Muscadet, forgotten wine of the 1970s?
Has Ian Simpson finally moved in? From my bijou pad in Manchester I can see his penthouse apartment atop the Beetham tower, self appointed tallest residential building in Europe. Recently I have noticed some lights on the top floor for the first time, so maybe it is finally fitted out?
The fact that I can see his penthouse is far from remarkable since most residents of Greater Manchester, the Outer Hebrides, and the caves of Afghanistan can see this proud member of a building.
So some of you may assume that I reside in the forgotten 1970’s part of town. I beg to differ! And so must the poor producers of Muscadet when challenged. Muscadet is sooooooo 1970’s. Sooooooo much so I wanted to remember it rather than forget it. Is Sèvre et Maine really a second class citizen compared to the more fashionable and expensive Loire appellations like Sancerre and Pouilly Fumé?
This Château de Chasseloir 2003, Compte Leloup de Chasseloir, Muscadet Sèvre et Maine sure Lie, Chéreau Carré, Cuvée des Ceps Centenaires, surely wins the prize for longest name on a bottle of wine…. but does it win any prizes for taste?

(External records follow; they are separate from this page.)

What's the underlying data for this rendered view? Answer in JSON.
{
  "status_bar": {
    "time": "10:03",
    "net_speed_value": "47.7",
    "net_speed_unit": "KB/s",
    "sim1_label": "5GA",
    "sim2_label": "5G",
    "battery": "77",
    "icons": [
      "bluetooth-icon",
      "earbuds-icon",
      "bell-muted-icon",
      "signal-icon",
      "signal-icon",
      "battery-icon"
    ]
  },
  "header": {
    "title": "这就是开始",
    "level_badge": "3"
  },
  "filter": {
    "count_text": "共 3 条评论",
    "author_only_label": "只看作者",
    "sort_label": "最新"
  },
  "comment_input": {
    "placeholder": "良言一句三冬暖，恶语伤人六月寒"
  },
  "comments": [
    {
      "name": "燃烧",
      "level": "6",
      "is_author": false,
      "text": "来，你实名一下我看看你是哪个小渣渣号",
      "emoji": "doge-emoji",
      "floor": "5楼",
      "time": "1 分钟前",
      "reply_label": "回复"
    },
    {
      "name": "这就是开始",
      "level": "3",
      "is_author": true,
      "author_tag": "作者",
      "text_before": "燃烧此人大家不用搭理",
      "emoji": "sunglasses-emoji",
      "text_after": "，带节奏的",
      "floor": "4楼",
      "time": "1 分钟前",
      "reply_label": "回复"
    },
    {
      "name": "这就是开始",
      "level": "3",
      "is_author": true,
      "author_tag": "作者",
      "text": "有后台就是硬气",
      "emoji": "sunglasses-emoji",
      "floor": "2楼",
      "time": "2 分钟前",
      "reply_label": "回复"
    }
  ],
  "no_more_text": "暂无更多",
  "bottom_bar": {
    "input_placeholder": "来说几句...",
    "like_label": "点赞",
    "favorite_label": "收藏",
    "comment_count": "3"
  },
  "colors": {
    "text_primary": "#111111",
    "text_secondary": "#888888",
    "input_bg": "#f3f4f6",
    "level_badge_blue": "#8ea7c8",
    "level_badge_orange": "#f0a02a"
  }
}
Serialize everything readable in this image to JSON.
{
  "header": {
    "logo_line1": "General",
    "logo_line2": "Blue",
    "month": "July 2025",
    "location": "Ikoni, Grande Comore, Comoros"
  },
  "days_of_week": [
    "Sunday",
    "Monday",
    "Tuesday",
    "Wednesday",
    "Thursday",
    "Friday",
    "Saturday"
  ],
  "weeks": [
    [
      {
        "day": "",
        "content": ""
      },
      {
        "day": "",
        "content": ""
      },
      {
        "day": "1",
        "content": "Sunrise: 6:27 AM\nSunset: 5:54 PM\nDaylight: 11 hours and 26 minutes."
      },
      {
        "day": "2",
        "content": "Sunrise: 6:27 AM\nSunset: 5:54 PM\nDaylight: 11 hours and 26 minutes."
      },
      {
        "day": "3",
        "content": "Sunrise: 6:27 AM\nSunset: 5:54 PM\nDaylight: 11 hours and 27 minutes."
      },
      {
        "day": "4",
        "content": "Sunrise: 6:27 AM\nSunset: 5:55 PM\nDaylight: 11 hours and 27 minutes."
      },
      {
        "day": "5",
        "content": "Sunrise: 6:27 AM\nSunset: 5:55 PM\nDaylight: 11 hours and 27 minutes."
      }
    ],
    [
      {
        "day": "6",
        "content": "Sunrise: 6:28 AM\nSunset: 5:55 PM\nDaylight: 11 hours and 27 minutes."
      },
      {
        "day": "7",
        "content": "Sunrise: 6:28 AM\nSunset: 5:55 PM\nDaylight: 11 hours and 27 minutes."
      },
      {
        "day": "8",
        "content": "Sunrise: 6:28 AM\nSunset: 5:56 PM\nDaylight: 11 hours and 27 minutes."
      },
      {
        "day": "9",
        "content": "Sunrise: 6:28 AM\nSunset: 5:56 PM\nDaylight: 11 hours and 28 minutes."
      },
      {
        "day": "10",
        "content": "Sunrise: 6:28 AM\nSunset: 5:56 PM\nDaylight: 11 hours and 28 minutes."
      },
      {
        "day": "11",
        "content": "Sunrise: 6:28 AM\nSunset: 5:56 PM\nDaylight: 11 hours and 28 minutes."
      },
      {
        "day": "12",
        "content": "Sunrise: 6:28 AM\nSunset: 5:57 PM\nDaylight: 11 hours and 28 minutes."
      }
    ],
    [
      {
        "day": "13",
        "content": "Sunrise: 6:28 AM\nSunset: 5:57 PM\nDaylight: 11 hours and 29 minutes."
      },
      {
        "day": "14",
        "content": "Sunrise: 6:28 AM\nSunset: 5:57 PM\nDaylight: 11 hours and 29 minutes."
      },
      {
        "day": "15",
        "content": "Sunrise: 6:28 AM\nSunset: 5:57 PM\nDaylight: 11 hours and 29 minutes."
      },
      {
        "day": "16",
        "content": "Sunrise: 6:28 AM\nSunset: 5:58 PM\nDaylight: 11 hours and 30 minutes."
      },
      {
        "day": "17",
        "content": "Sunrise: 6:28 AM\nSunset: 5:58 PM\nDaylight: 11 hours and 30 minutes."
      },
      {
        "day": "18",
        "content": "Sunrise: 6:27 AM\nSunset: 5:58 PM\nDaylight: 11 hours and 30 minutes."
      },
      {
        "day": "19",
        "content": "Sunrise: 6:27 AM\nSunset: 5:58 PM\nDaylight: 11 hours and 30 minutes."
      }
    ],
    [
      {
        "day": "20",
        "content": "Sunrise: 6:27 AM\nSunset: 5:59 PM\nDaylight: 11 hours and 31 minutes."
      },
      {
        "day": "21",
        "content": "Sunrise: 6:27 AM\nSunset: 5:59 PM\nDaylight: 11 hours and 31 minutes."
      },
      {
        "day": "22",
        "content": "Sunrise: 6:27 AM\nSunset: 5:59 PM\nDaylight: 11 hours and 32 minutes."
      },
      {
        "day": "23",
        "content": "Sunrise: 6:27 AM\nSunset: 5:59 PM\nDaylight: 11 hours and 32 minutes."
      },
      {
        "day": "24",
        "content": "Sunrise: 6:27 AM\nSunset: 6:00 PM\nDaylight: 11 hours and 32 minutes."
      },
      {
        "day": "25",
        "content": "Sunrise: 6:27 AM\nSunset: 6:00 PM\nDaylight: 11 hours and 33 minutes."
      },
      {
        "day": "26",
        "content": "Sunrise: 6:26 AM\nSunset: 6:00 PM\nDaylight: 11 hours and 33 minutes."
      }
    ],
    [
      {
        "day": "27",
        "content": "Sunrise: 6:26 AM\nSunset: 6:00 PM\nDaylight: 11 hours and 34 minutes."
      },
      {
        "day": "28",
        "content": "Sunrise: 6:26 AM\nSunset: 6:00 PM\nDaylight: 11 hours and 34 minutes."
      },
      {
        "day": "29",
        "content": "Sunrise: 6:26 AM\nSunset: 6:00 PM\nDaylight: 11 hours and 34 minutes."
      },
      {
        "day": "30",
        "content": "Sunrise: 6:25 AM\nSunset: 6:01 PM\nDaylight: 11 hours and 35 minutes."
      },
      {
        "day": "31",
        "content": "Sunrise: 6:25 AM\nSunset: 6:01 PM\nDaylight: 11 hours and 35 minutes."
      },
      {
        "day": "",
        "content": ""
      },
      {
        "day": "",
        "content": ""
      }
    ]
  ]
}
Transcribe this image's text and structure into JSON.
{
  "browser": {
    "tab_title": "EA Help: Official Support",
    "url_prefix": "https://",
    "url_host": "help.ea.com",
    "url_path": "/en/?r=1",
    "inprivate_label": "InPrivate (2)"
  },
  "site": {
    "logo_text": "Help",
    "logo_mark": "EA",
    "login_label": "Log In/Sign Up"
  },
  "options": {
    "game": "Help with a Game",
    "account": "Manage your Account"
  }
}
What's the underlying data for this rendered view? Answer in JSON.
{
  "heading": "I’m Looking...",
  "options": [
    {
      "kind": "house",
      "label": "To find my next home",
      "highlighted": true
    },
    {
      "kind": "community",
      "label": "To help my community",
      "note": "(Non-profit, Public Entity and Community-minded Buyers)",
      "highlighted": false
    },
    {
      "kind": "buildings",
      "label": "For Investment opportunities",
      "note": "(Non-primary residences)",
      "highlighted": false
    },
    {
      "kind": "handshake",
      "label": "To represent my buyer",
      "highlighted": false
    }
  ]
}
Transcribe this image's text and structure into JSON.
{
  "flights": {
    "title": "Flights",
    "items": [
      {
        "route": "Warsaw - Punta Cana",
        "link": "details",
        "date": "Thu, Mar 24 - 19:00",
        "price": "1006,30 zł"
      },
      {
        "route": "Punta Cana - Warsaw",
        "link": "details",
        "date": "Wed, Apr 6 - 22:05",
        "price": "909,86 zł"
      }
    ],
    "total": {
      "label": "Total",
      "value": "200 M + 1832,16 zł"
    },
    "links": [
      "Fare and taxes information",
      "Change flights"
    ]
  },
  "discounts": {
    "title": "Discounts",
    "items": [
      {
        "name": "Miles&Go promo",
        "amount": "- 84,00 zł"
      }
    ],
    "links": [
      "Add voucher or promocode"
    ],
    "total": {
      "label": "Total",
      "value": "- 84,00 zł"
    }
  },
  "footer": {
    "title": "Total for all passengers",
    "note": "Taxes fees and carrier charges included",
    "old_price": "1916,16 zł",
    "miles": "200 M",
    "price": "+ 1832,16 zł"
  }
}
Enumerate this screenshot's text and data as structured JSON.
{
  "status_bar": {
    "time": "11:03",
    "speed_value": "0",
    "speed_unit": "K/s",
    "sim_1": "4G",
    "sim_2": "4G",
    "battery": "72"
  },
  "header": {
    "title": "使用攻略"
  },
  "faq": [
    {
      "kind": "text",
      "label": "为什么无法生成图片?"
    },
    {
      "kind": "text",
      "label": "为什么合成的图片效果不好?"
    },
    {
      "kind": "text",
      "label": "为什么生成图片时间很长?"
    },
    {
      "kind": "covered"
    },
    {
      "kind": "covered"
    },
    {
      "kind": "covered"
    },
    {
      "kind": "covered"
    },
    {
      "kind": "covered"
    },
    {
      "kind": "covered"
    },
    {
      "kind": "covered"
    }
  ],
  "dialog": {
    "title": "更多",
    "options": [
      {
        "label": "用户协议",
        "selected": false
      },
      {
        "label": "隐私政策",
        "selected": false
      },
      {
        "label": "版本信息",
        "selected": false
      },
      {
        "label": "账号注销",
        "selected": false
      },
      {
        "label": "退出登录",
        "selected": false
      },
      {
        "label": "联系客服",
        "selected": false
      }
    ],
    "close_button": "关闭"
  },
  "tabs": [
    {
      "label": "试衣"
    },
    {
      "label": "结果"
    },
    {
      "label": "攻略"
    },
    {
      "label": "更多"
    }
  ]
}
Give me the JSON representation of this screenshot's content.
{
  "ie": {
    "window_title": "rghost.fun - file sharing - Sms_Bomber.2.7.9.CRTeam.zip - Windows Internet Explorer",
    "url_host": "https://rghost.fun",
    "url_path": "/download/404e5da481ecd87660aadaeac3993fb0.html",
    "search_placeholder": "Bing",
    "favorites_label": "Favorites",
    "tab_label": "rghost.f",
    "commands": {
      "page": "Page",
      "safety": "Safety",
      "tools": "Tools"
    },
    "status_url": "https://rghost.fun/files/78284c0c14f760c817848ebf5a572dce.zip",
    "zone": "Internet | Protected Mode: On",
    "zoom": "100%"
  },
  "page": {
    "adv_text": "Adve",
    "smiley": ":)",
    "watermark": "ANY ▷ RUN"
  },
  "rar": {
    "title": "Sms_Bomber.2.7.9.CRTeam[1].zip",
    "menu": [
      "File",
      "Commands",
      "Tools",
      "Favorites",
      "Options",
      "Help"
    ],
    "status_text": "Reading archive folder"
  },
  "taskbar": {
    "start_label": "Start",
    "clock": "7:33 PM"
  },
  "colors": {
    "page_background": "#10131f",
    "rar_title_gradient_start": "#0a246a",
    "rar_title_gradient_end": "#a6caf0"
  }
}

I discovered only lemon mousse flavours but this was, like the real dessert, crisp light and refreshing. At 12.5% a very drinkable wine for about 10 Euro. Not as serious as a Sancerre in the same way that I am not as rich, or creative, as Ian Simpson. But I have my qualities. I just like to keep them quiet. Maybe the Muscadet producers should model themselves a little more on Ian Simpson than me.